Vielen Dank, Herr Genilke. - Das Wort erhält die einbringende FDP-Fraktion. Der Abgeordnete Beyer hat das Wort.

Sehr geehrte Frau Präsidentin! Liebe Kolleginnen und Kollegen! Da bin ich schon wieder. Es wird also weiterhin erheiternd, zumindest für all jene, die der Meinung sind, sie wären in der Interpretationshoheit bezüglich des Terminus „Vernunft“.

(Heiterkeit)

Aber schauen wir mal, wie es ausgeht.

Ich komme zur Sache.

(Schulze [SPD]: Das ist was Neues!)

In der letzten Sitzung des Plenums im vergangenen Jahr habe ich meine Bemerkungen in der damaligen Aktuellen Stunde mit der Aussage begonnen, dass sich das Hohe Haus wieder einmal mit dem großen Verkehrsvertrag von 2002 beschäftigen müsse, dass aktuell vorliegende Zahlen wieder einmal belegen, dass fehlender Wettbewerb - ganz gleich, an welcher Stelle - im Ergebnis zu höheren Kosten führen werde. Vier Wochen später ist es nun wieder an der Reihe, dass wir uns mit einem vergleichbaren Thema im gleichen Kontext beschäftigen müssen. Die Muster der sich ergebenden Defizite und Probleme sind ähnlich, die Ursachen sind annähernd identisch.

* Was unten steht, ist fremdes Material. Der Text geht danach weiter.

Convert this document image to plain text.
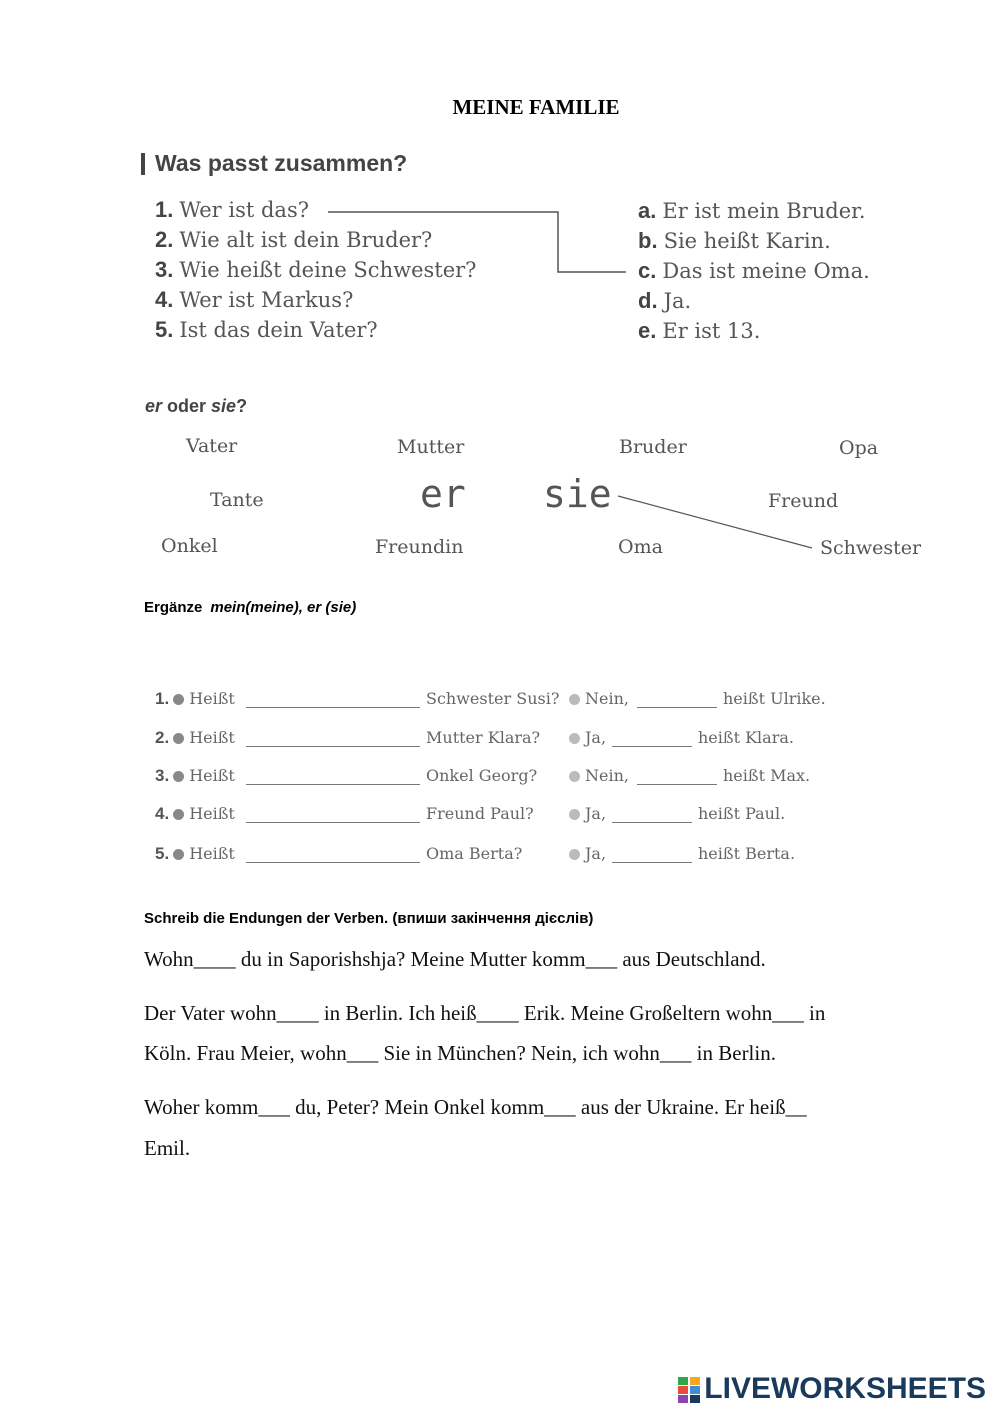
MEINE FAMILIE
Was passt zusammen?
1. Wer ist das?
2. Wie alt ist dein Bruder?
3. Wie heißt deine Schwester?
4. Wer ist Markus?
5. Ist das dein Vater?
a. Er ist mein Bruder.
b. Sie heißt Karin.
c. Das ist meine Oma.
d. Ja.
e. Er ist 13.
er oder sie?
Vater	Mutter	Bruder	Opa
Tante	Freund
Onkel	Freundin	Oma	Schwester
er sie
Ergänze mein(meine), er (sie)
1. Heißt	Schwester Susi?	Nein,	heißt Ulrike.
2. Heißt	Mutter Klara?	Ja,	heißt Klara.
3. Heißt	Onkel Georg?	Nein,	heißt Max.
4. Heißt	Freund Paul?	Ja,	heißt Paul.
5. Heißt	Oma Berta?	Ja,	heißt Berta.
Schreib die Endungen der Verben. (впиши закінчення дієслів)
Wohn____ du in Saporishshja? Meine Mutter komm___ aus Deutschland.
Der Vater wohn____ in Berlin. Ich heiß____ Erik. Meine Großeltern wohn___ in
Köln. Frau Meier, wohn___ Sie in München? Nein, ich wohn___ in Berlin.
Woher komm___ du, Peter? Mein Onkel komm___ aus der Ukraine. Er heiß__
Emil.
LIVEWORKSHEETS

Aber, liebe Kolleginnen und Kollegen, wer sich dieser Tage im persönlichen Gespräch mit Berlinern und mit Brandenburgern, am besten jedoch selbst als betroffener Fahrgast der S-Bahn mit dem Thema beschäftigt, der wird schnell feststellen, dass es hier für den Betroffenen nicht vordergründig um die Frage gegebenenfalls zuviel entrichteter Gelder für den Betrieb irgendeiner Bahnverbindung geht - ein Thema, mit dem wir uns ja gleich im folgenden Tagesordnungspunkt ohnehin noch beschäftigen werden -, nein, es geht vielmehr um deutlich Wichtigeres. Es geht um viel mehr und nicht weniger als das Funktionieren wesentlicher Lebensadern von Berlin und von Brandenburg. Sehr zu Recht fühlen sich unsere Mitbürgerinnen und Mitbürger der S-Bahn in besonderer Art und Weise verbunden. In der Tat ist es richtig, wenn in einer Imagebroschüre der S-Bahn Berlin GmbH zu lesen ist, dass die Berlinerinnen und Berliner ihre S-Bahn liebten, dass sie bereits mit ihr durch dick und dünn gefahren seien.